Éditorial  :

Le plus grand des défis !

Un vent de réforme souffle sur la FIFA depuis quelques mois. 

 

Lors d’une rencontre avec les Présidents des comités liés au Pôle numérique du CNACO, samedi dernier, à Sol Béni, l’un de ces responsables a interrogé le Président du Conseil d’Administration et Président du CNACO, Me Roger OUÉGNIN, sur les moyens de faire revenir le public lors des matchs de l’ASEC Mimosas comme ce fut le cas dans les années 1990.

 

Sempiternelle question à laquelle Me Roger OUÉGNIN a répondu en renvoyant la balle aux responsables des Actionnaires chargés de la mobilisation. Il a cependant fait un rappel historique de la mobilisation au cours des 40 dernières années qui pourrait se résumer ainsi :

 

              Des années 1980 avec des stades pleins, mais peu de titres pour l’ASEC Mimosas (1 titre de champion de Côte d’Ivoire, 1 Coupe nationale, 2 Coupes Félix Houphouët-Boigny),

 

              Des années 1990 exceptionnelles pour notre club tant sur le plan des résultats sportifs (1 Coupe UFOA, 1 finale de la Coupe d’Afrique des               clubs champions, 1 CAF-Ligue des champions, 1 Super Coupe d’Afrique, 8 titres de champion de Côte d’Ivoire, 4 Coupes nationales, 1 Coupe de la FIF et 5 Coupes Félix Houphouët-Boigny) que sur le plan de la mobilisation avec des stades pleins d’Actionnaires à chaque rencontre, mobilisés par un CNACO fort présidé par Me KONÉ Mamadou. 

 

              Depuis le début des années 2000, de bons résultats sportifs sur le plan national surtout (11 titres de champion de Côte d’Ivoire, 8 Coupes nationales, 7 Coupes Félix Houphouët-Boigny), mais une affluence en baisse régulière dans les stades.

 

Comment analyser ce phénomène de désertification ?

 

Depuis plus de 15 ans, chacun y va de son analyse.

 

Tout d’abord, il convient de circonscrire le problème.

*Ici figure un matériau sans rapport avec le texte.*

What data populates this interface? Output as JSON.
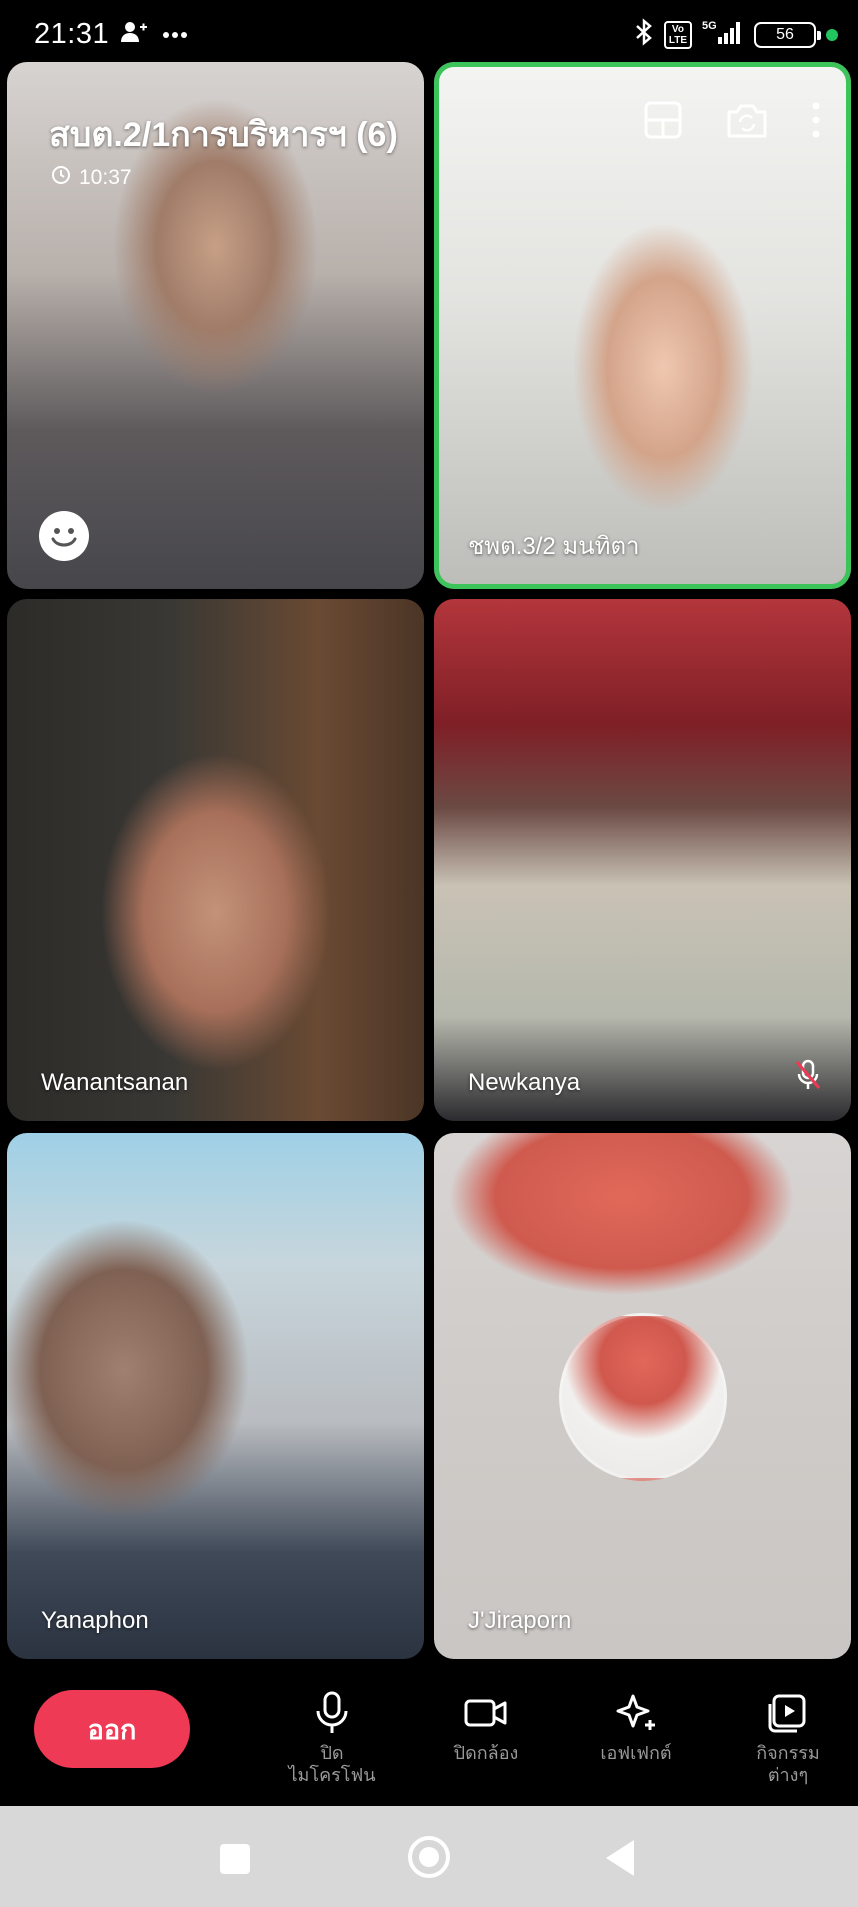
{
  "status_bar": {
    "time": "21:31",
    "battery": "56",
    "network": "5G",
    "volte": "Vo\nLTE"
  },
  "call": {
    "title": "สบต.2/1การบริหารฯ (6)",
    "timer": "10:37"
  },
  "participants": [
    {
      "name": ""
    },
    {
      "name": "ชพต.3/2 มนทิตา",
      "active": true
    },
    {
      "name": "Wanantsanan"
    },
    {
      "name": "Newkanya",
      "muted": true
    },
    {
      "name": "Yanaphon"
    },
    {
      "name": "J'Jiraporn"
    }
  ],
  "controls": {
    "leave": "ออก",
    "mic_line1": "ปิด",
    "mic_line2": "ไมโครโฟน",
    "camera": "ปิดกล้อง",
    "effects": "เอฟเฟกต์",
    "activities_line1": "กิจกรรม",
    "activities_line2": "ต่างๆ"
  },
  "colors": {
    "leave_button": "#ef3a56",
    "active_border": "#3cc35a",
    "status_dot": "#22c55e"
  }
}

Est-ce un problème propre à la Côte d’Ivoire, à l’Afrique de l’Ouest, au continent ou à d’autres régions du monde ?

 

De façon générale, on observe, dans le monde, une marginalisation et une ringardisation de certains footballs face au « show hollywoodien de la Premier League, de la Ligue des Champions UEFA et des classicos nationaux * ». Ces footballs relégués sont tout autant ceux des championnats « mineurs » en Europe, en Afrique ou en Asie que les matchs des sélections nationales qui attirent de moins de moins l’intérêt des foules en dehors des phases finales.

 

Ainsi, depuis l’avènement de la télévision satellitaire et du numérique, l’accès pour tous et partout aux plus grands matchs internationaux a entraîné une concurrence féroce pour les autres compétitions à laquelle certains ont su faire face mieux que d’autres. Par ailleurs, le départ des meilleurs joueurs de plus en plus jeunes de ces championnats « mineurs » (on parle ici des championnats d’Afrique Sub-saharienne, sud-américains, mais également européens comme la France ou les Pays-Bas devenus des réservoirs pour les très grands clubs) a rendu le spectacle moins attractif qu’au cours des années 80-90 où les meilleurs joueurs de ces pays évoluaient dans leur championnat national.

 

On observe cependant que certains championnats et clubs ont été moins affectés qu’en Côte d’Ivoire. Ainsi peut-on voir des championnats très suivis en Afrique du Nord avec un fort sentiment d’appartenance, comme à l’Espérance de Tunis, au WAC de Casablanca, au Raja CA, Al Ahly d’Egypte ou encore l’USM Alger. Des clubs congolais tels le Tout Puissant Mazembe ou le Vita Club et le club ghanéen d’Asante Kotoko font figures d’exception en Afrique subsaharienne pour des raisons différentes.

 

En ce qui concerne la Côte d’Ivoire, aucun club n’échappe à ce phénomène même si l’ASEC Mimosas peut se targuer du soutien d’une base de fidèles, convaincus que l’ASEC MIMOSAS, c’est également EUX, les supporters. 

 

C’est ensemble que nous pouvons œuvrer à recréer les émotions que véhicule le football, facteur d’épanouissement et vecteur de cohésion sociale.  

 

Dirigeants, Actionnaires, Nouvelles générations, voilà le grand défi des prochaines années. Il est de taille, mais comme tout le monde le sait « impossible n’est pas Mimos ».